Association between C-reactive protein and risk of overall and 18 site-specific cancers in a Japanese case-cohort
Menée à l'aide de données d'une étude japonaise portant sur 8 040 patients atteints d'un cancer (durée médiane de suivi : 15,6 ans), cette étude analyse l'association entre une inflammation chronique de bas grade, mesurée par le niveau de protéine C-réactive, et le risque de cancer (18 localisations)
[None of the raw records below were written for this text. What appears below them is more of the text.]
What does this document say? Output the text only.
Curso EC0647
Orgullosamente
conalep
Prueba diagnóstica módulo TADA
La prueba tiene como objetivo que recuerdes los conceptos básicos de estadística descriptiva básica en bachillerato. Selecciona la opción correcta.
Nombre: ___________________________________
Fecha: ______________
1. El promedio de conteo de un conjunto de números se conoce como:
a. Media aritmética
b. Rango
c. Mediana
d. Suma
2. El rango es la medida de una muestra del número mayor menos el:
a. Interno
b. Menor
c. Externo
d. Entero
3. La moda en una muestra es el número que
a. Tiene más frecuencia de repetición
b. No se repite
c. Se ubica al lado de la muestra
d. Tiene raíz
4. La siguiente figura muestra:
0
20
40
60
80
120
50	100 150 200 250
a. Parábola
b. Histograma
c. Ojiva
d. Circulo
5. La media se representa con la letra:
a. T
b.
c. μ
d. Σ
Background: Evidence of the association between chronic low-grade inflammation, as reflected by C-reactive protein (CRP) measurements, and cancer risk is equivocal. Specifically, few studies have examined this in uncommon cancers and Asian populations. Methods: We utilised a case-cohort design consisting of multi-types of cancer (N = 3608), and a random subcohort (N = 4432) in a Japanese large population-based study, with a median follow-up time of 15.6 years, and measured baseline plasma CRP using high sensitivity assay. The hazard ratios (HRs) were estimated using weighted Cox proportional hazards methods. Results: The multivariable-adjusted HR (95% confidence interval) for the top quartile of CRP was 1.28 (1.11‒1.48) (Ptrend < 0.001) for overall cancer compared to the bottom quartile of CRP. Among site-specific cancers, higher CRP levels were associated with an increased risk of colorectal, lung, breast, biliary tract, and kidney cancer, and leukaemia. These positive associations remained among participants after >3 years’ follow-up. Furthermore, subgroup analyses for overall cancer robustly showed a positive association with CRP levels, regardless of sex and obesity. Conclusion: Our consistent findings suggested that chronic low-grade inflammation measured by CRP is associated with the risk of cancer.